Some people say that it’s been overused by the pharm industry to promote a simplistic biological model of depression to market SSRIs…
BUT studies have shown that lowering brain 5-HT levels can induce acute symptomatic relapse in recovered depressed patients, so who the fuck knows
What is the controversy over the placebo effect?
There’s a fuck ton of it
Studies have shown that there is very little evidence of true drug effect vs placebo in mild to moderate depression
BUT most agree that meds are beneficial over placebo in patients with very severe depression
HDRS
mild: 8-13
Moderate: 14-18
Severe: 19-22
Very severe: 23+
What are the older drug classes?
MAOIS: monoamine oxidase inhibitors, eg. tranylcypromine
Tricyclics: inhibitors of both NE & 5HT reuptake, eg. imipramine, amitryptyline
What are the newer drug classes?
SSRIS: selective serotonin reuptake inhibitors, eg. fluoxetine, citalopram
SNRIs: Serotonin-Norepinephrine reuptake inhibitors, eg. duloxetine, venlafaxine
Atypicals: inhibit 5HT uptake transporter, Da reuptake inhibition, agonist or antagonist at various serotonin receptor types, NE reuptake inhibition, antipsychotics, etc. eg, bupropion, mirtazapine
MAO types
MAOa: oxidizes mainly NE, 5HT, tyramine
MAOb: oxidizes mainly DA, phenyethylamine
What do MAOIs do? + 2 examples
Irreversibly inhibit both MAOa and MAOb
Tranylcypromine, Phenelzine
MAO side effects
Some anticholinergic, pronounced orthostatic hypotension, sexual dysfunction, weight gain, sedation
LIFE THREATENING SIDE EFFECTS of MAOI
Liver MAO is also inhibited, so there is loss of first-pass metabolism that protects against tyramine in foods (fermented foods, cheese, pepperoni, pickled herring)

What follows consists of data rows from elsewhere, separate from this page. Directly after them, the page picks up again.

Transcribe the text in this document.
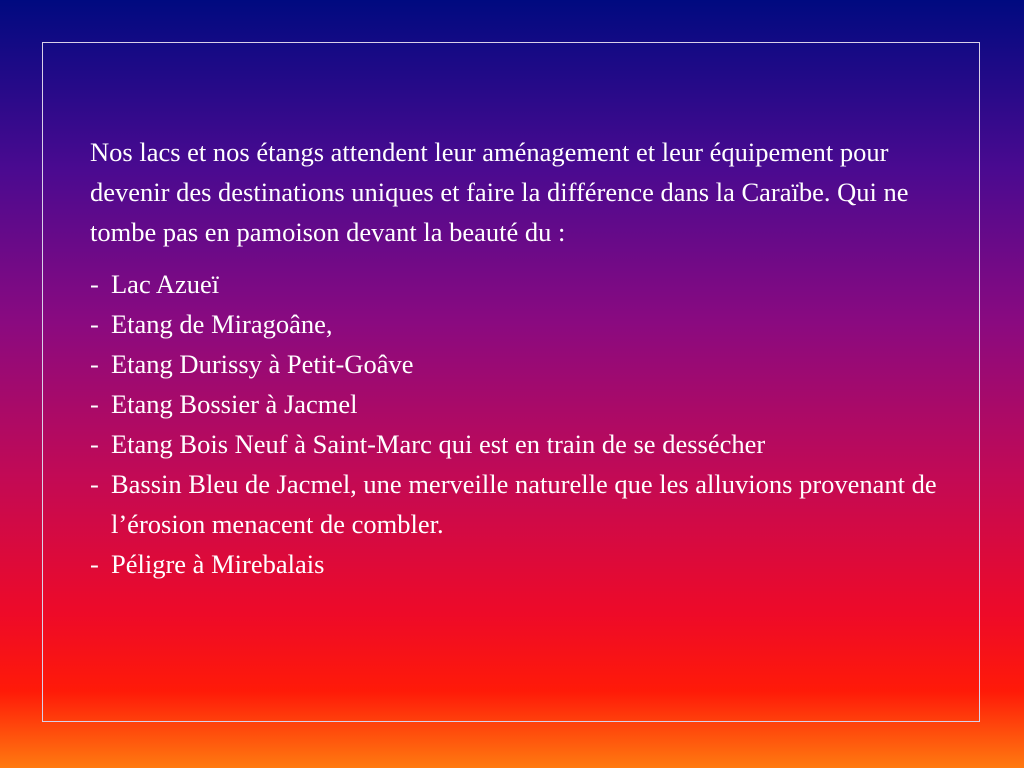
Nos lacs et nos étangs attendent leur aménagement et leur équipement pour devenir des destinations uniques et faire la différence dans la Caraïbe. Qui ne tombe pas en pamoison devant la beauté du :

- Lac Azueï
- Etang de Miragoâne,
- Etang Durissy à Petit-Goâve
- Etang Bossier à Jacmel
- Etang Bois Neuf à Saint-Marc qui est en train de se dessécher
- Bassin Bleu de Jacmel, une merveille naturelle que les alluvions provenant de l’érosion menacent de combler.
- Péligre à Mirebalais
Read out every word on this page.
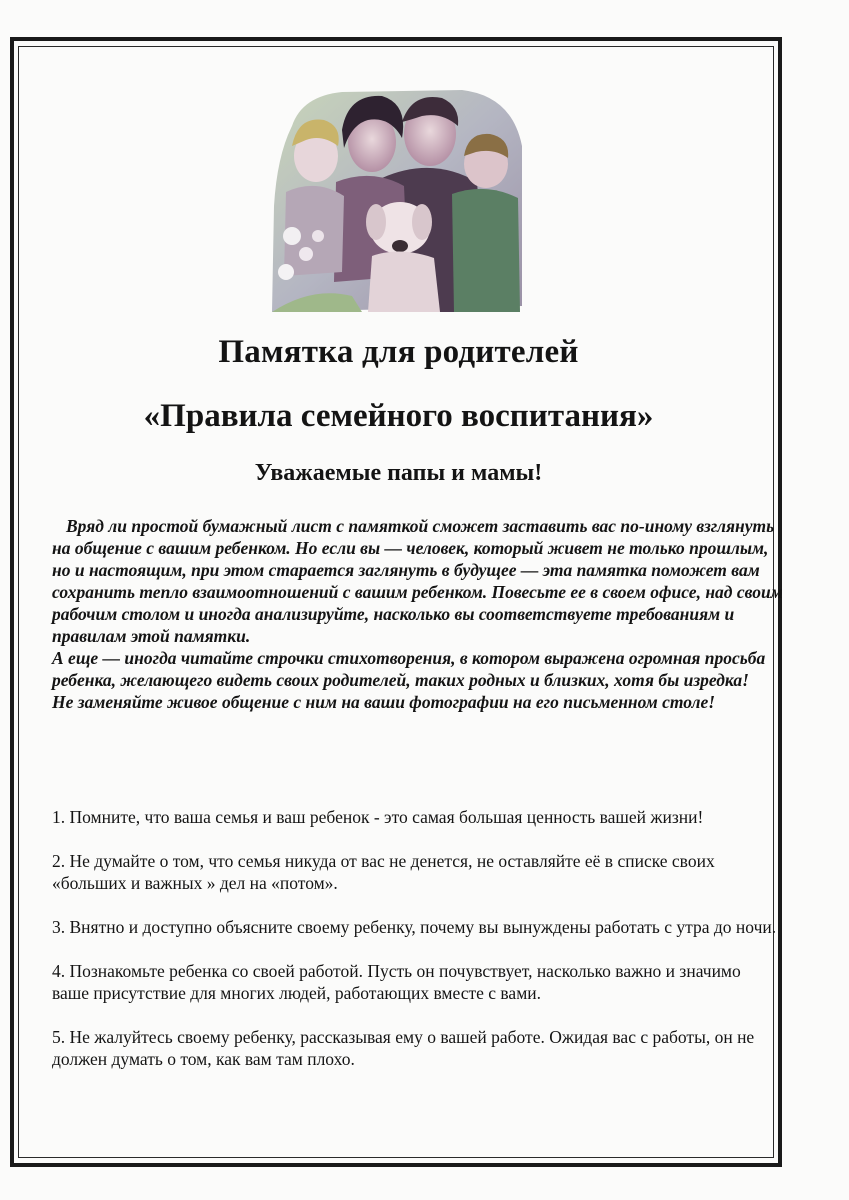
Памятка для родителей
«Правила семейного воспитания»
Уважаемые папы и мамы!

Вряд ли простой бумажный лист с памяткой сможет заставить вас по-иному взглянуть на общение с вашим ребенком. Но если вы — человек, который живет не только прошлым, но и настоящим, при этом старается заглянуть в будущее — эта памятка поможет вам сохранить тепло взаимоотношений с вашим ребенком. Повесьте ее в своем офисе, над своим рабочим столом и иногда анализируйте, насколько вы соответствуете требованиям и правилам этой памятки.

А еще — иногда читайте строчки стихотворения, в котором выражена огромная просьба ребенка, желающего видеть своих родителей, таких родных и близких, хотя бы изредка!

Не заменяйте живое общение с ним на ваши фотографии на его письменном столе!

1. Помните, что ваша семья и ваш ребенок - это самая большая ценность вашей жизни!

2. Не думайте о том, что семья никуда от вас не денется, не оставляйте её в списке своих «больших и важных » дел на «потом».

3. Внятно и доступно объясните своему ребенку, почему вы вынуждены работать с утра до ночи.

4. Познакомьте ребенка со своей работой. Пусть он почувствует, насколько важно и значимо ваше присутствие для многих людей, работающих вместе с вами.

5. Не жалуйтесь своему ребенку, рассказывая ему о вашей работе. Ожидая вас с работы, он не должен думать о том, как вам там плохо.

Allows significant accumulation of tyramine –> hypertensive crisis. So don’t eat those foods when you’re on MAOI
Serotonin syndrome
when u combine MAOIs and SSRIs. potentially lethal increases of serotonin in synapse
- hyperthermia, muscle rigidity, myoclonus, rapid mental status changes, changes in vitals…

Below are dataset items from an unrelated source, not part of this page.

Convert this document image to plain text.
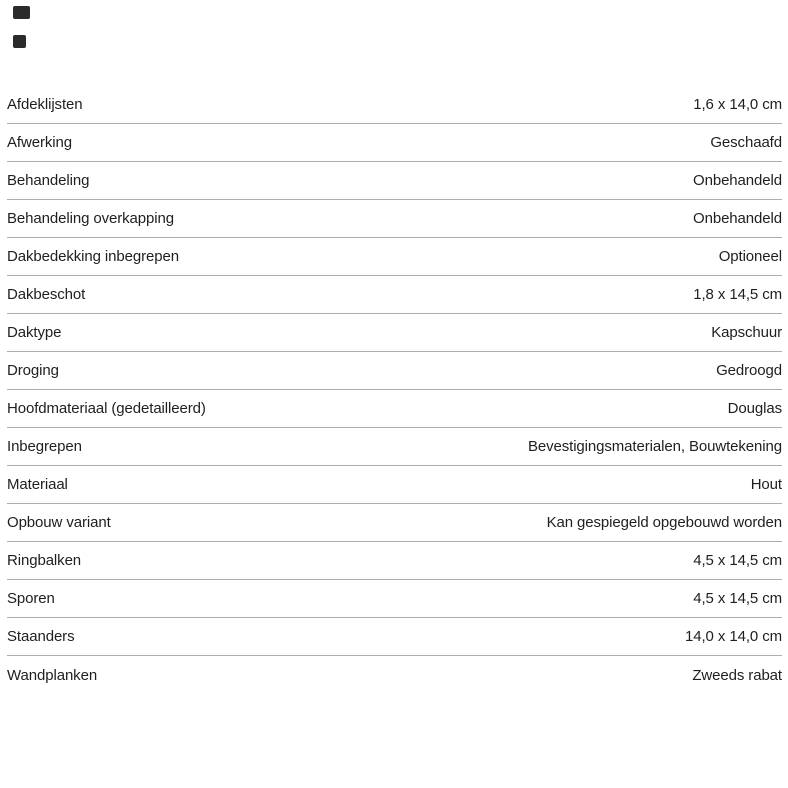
Afdeklijsten	1,6 x 14,0 cm
Afwerking	Geschaafd
Behandeling	Onbehandeld
Behandeling overkapping	Onbehandeld
Dakbedekking inbegrepen	Optioneel
Dakbeschot	1,8 x 14,5 cm
Daktype	Kapschuur
Droging	Gedroogd
Hoofdmateriaal (gedetailleerd)	Douglas
Inbegrepen	Bevestigingsmaterialen, Bouwtekening
Materiaal	Hout
Opbouw variant	Kan gespiegeld opgebouwd worden
Ringbalken	4,5 x 14,5 cm
Sporen	4,5 x 14,5 cm
Staanders	14,0 x 14,0 cm
Wandplanken	Zweeds rabat
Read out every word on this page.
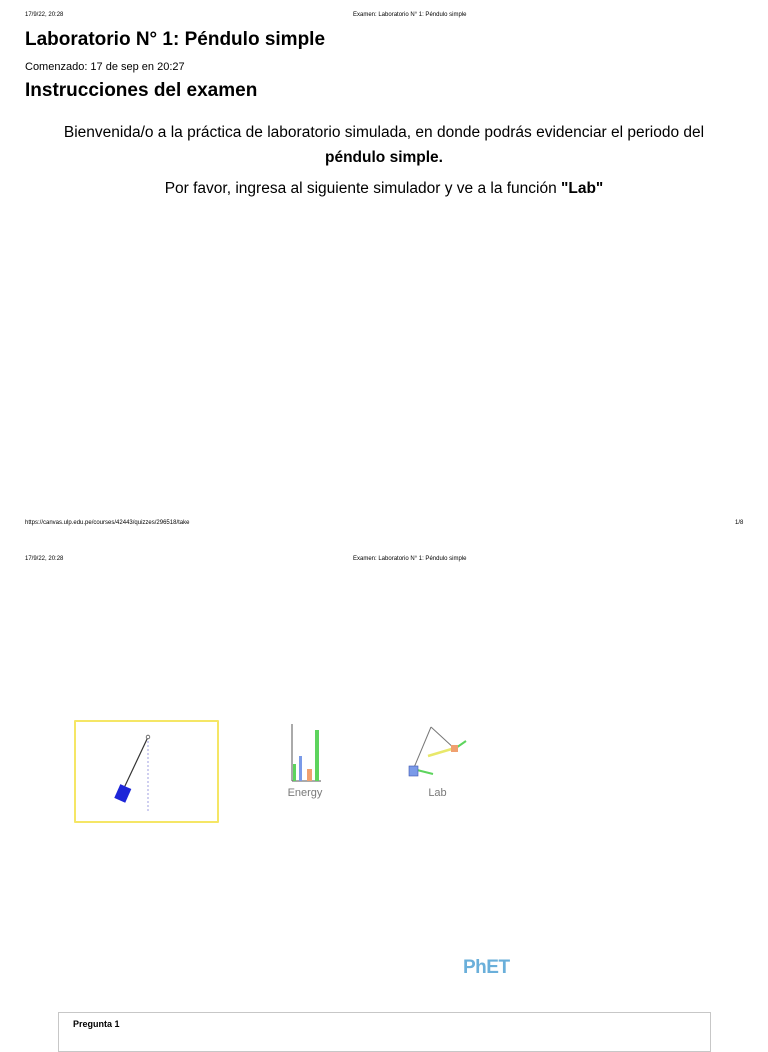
17/9/22, 20:28	Examen: Laboratorio N° 1: Péndulo simple
Laboratorio N° 1: Péndulo simple
Comenzado: 17 de sep en 20:27
Instrucciones del examen
Bienvenida/o a la práctica de laboratorio simulada, en donde podrás evidenciar el periodo del
péndulo simple.
Por favor, ingresa al siguiente simulador y ve a la función "Lab"
https://canvas.ulp.edu.pe/courses/42443/quizzes/296518/take	1/8
17/9/22, 20:28	Examen: Laboratorio N° 1: Péndulo simple
Energy	Lab
PhET
Pregunta 1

Tricyclics, SSRIs, atypicals features
- varying potencies and selectivities to inhibit reuptake transporter for NE, 5HT, or both
- Many have active metabolites that are longer acting than parent compound
Tricyclic drugs (4)
Desipramine, Imipramine, Amitriptyline, Nortriptyline
Tricyclic factoids
- “dirty drugs” that produce varying degrees of block at other NT receptors –> side effects
- high protein binding, high lipid solubility –> large Vd
- mechanism of reuptake inhibition: N-demethylation followed by p450 oxidation followed by glucuronide conjugation
Tricyclics that form active metabolics
imipramine > desipramine
amitriptyline > nortriptyline
Tricyclic adverse effects
Antimuscarinic: blurred vision, constipation, confusion
a- antagonist: orthostatic hypotension
Antihistamine; sedation, addictive sedative w/ alcohol
Sympathomimetic: tremor, insomnia
CARDIAC ARRYTHMIAS + CONDUCTION DEFECTS
seizures!!
SSRI drugs (5)
Fluoxetine, Paroxetine, Sertraline, Escitalopram, Citalopram
SNRI drugs (2)
Duloxetine, venlafaxine
SSRI differences from tricyclics
- SSRIs have longer duration
- some SSRIs inhibit P450 enzymes (esp CYP2C, 2D, 3A) so might interfere w/ metabolism of other drugs
- safer in OD than tricyclics: no seizures/heart probs
- less side effects
- BUT more nausea and decreased sexual function
SSRI drug-drug interactions
- some SSRIS esp. fluoxetine and paroxetine are potent p450 inhibitors…other drugs cleared by p450 may reach high levels (eg. desipramine, flecainide, tricyclics, dxtromethorphan, diazepam, cisapride, phenytoin)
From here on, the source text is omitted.